Sports Illustrated June 16, 1986
June 16, 1986
SECTION: SCORECARD; Pg. 7
LENGTH: 515 words
HEADLINE: AN EXTRAORDINARY DEATH
BYLINE: EDITED BY CRAIG NEFF
BODY:
The world of running was beset by tragedy last week. In addition to the apparent suicide attempt of North Carolina State junior Kathy Ormsby at the NCAA track and field championships in Indianapolis (page 18), there was the sudden death in Eugene, Ore., on Monday of Jeff Drenth, 24, who had represented the U.S. in the last three world cross-country meets and had lived in Eugene since early 1985. Writes SI's Kenny Moore:
Jeff Drenth was a runner of diligence and boyish charm, and his death shocked his community. "He collected friends like leaves," said Scott Pengelly, sports psychologist of Drenth's club, Athletics West.
Drenth, a native of Charlevoix, Mich., had taken a morning run on Monday, done his laundry and received a massage at Athletics West headquarters. He told masseur Rich Phaigh that he felt good and joked about his subpar performance in the 3,000 meters in the Bruce Jenner track meet two days earlier in San Jose. A moment later, Drenth stepped into the rest room, collapsed and died.
An autopsy showed that Drenth's brain, lungs and heart were in perfect health. His heart was large and had been capable of sustaining 215 beats per minute, remarkable even among distance runners. Its stark absence of damage seemed to suggest an electrical malfunction, which leaves no telltale clot or ruptured vessel. For now, the Lane County medical examiner, Dr. Ed Wilson, is listing the cause of death as a heart rhythm disturbance, a judgment supported by Drenth's history of arrhythmia, an irregular heartbeat.
Runners of all abilities deluged the Athletics West offices with their regrets and fears. There are hundreds of kinds of arrhythmia, and it is not unusual for top athletes as well as the unathletic to have episodes of irregular heart pattern. These are usually of insignificant risk.

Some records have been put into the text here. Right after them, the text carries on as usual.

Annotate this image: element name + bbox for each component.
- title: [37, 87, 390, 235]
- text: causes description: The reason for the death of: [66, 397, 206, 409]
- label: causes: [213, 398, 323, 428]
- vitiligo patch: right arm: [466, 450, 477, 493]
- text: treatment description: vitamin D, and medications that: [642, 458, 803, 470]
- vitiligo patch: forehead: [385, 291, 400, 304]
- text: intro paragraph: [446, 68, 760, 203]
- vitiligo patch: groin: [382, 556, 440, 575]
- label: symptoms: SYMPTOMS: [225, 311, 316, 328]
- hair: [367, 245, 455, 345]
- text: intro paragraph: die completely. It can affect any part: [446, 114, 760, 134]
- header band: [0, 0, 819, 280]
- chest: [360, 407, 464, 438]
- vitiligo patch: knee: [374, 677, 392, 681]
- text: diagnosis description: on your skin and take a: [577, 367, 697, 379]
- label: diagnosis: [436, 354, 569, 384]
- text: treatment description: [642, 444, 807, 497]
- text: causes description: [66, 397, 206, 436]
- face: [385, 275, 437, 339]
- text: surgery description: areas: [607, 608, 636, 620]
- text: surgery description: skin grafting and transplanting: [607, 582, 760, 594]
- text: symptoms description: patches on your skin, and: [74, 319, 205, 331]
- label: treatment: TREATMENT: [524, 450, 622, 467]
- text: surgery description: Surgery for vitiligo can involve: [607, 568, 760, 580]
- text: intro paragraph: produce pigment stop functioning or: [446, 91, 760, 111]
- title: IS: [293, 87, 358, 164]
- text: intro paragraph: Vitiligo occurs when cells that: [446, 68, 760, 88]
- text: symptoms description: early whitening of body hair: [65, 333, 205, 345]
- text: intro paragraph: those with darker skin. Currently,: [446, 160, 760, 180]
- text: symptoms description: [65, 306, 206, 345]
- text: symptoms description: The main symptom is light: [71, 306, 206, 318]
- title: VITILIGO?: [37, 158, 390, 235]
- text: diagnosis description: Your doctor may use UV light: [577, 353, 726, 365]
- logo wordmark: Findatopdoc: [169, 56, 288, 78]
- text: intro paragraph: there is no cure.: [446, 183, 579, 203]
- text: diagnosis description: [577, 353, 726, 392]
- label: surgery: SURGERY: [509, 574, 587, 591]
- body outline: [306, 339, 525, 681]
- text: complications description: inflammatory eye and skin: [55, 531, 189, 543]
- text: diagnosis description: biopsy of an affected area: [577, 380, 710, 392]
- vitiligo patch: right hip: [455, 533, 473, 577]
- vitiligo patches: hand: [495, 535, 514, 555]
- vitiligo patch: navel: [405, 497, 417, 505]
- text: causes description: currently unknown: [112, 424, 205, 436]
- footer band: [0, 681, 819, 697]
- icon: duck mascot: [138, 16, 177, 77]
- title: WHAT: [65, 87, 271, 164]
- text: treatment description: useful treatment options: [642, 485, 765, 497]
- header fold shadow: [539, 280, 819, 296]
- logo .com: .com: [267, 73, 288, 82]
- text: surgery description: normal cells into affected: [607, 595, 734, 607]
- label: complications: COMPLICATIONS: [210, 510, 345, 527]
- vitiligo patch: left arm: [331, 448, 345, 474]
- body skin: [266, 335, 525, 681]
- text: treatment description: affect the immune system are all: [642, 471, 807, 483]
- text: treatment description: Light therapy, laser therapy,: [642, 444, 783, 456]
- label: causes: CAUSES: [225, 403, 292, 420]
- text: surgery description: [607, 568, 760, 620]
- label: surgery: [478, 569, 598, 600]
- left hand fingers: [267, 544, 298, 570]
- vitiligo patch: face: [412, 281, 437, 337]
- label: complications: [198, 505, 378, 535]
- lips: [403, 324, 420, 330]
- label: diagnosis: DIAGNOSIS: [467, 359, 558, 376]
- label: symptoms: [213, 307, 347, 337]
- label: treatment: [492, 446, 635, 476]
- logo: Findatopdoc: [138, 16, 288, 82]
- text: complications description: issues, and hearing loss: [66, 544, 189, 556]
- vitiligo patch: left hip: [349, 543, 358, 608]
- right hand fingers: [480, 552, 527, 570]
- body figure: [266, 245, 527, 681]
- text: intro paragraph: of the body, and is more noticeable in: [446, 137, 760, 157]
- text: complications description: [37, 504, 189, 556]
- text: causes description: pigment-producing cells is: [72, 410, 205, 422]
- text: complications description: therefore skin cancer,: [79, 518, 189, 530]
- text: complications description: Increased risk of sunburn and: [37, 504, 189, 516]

Drenth had had several electrocardiograms in the past, but none had caused his doctors concern. To find the cause of the electrical distrubance that led to Drenth's death, Athletics West has commissioned extensive blood and tissue studies, but these may not yield much more than is known at present, which is that Drenth's heart simply stopped.
News stories saying Drenth died "following a run" seem to imply that somehow his exercise brought on an "attack." The secretion of adrenaline during exercise can, in theory, provoke the flow of electrical current among cells, says New York cardiologist Dr. Philip Weintraub, but to assume this happened in Drenth's case is "highly speculative, impossible to prove." "Jeff would have hated his death's leading to fear of running," says a friend, collegiate mile-record holder Leann Warren. "There just was no connection. If there had been, he'd have died after the effort and exhaustion of the world cross-country race in Switzerland [in which he finished 87th last March]."
In the wake of Drenth's passing, athletes are reminded that their natural gifts come with no firm guarantee. And they will proceed with increased regard for how the best among them seem to enjoy a precarious tenure.